Ok, forse Moore ha un po’ esagerato.
Capitalism: A love story è con ogni probabilità uno dei migliori lavori fatti dal regista. Certamente uno dei più appassionati. Moore, riesce, infatti, a toccare le corde giuste nello spettatore e a farlo sentire parte del problema. Lo fa tornare indietro con la memoria al suo primo lavoro da regista, quel Roger and me sulla General Motors, e lo coinvolge a livello emotivo. Tutto questo però, va detto a onor del vero, grazie a un tema che unisce piuttosto facilmente tutte le etnie, le religioni e i ceti sociali: la povertà dei molti contro la ricchezza dei pochi. Un tema molto complesso che si assume il compito assai ardito di scavare nelle ragioni più profonde della crisi economica mondiale.

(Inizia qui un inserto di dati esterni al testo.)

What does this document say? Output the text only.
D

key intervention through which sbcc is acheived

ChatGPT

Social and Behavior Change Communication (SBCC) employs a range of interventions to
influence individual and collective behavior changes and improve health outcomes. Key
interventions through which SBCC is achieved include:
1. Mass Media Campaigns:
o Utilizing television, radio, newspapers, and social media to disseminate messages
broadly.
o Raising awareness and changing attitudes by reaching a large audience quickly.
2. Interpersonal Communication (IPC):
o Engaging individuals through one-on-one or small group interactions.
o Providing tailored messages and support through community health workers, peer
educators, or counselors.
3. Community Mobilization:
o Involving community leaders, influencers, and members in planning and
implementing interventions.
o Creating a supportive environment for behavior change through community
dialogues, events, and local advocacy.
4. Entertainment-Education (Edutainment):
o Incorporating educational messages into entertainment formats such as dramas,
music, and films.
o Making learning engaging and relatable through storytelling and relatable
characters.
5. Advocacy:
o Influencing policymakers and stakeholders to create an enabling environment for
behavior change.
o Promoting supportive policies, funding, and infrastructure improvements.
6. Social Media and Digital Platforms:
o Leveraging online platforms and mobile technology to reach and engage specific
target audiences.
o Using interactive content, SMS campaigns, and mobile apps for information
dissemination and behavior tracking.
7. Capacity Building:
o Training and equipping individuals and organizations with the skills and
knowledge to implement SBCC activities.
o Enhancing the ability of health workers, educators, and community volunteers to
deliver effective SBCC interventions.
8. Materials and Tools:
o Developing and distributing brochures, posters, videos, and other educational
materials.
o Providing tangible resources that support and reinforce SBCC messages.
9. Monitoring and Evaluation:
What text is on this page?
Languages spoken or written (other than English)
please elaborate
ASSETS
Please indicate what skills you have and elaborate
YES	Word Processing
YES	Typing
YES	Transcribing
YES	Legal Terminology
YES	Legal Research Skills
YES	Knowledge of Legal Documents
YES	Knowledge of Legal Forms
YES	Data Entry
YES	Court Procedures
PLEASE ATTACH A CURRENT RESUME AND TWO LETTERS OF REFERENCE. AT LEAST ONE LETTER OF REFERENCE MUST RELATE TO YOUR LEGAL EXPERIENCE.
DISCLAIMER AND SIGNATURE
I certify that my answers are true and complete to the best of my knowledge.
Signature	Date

Si fanno collegamenti tra l’amministrazione Bush e il sistema bancario. Si fanno nomi e cognomi delle persone che hanno ingannato l’amministrazione pubblica. Si innalza Obama come paladino della gente... Si dice molto, insomma. E come sempre alla fine della proiezione rimane la sensazione che non tutto quello che si è detto è proprio inerente all’argomento trattato. Moore questa volta lo nasconde meglio di altre raccontandoci in realtà non una, ma due storie d’amore: quella dell’uomo per il denaro e quella dell’uomo per la verità. Sembra un duello. Infatti, finisce in parità.
La frase: "…Gesù non farebbe mai parte di questo sistema".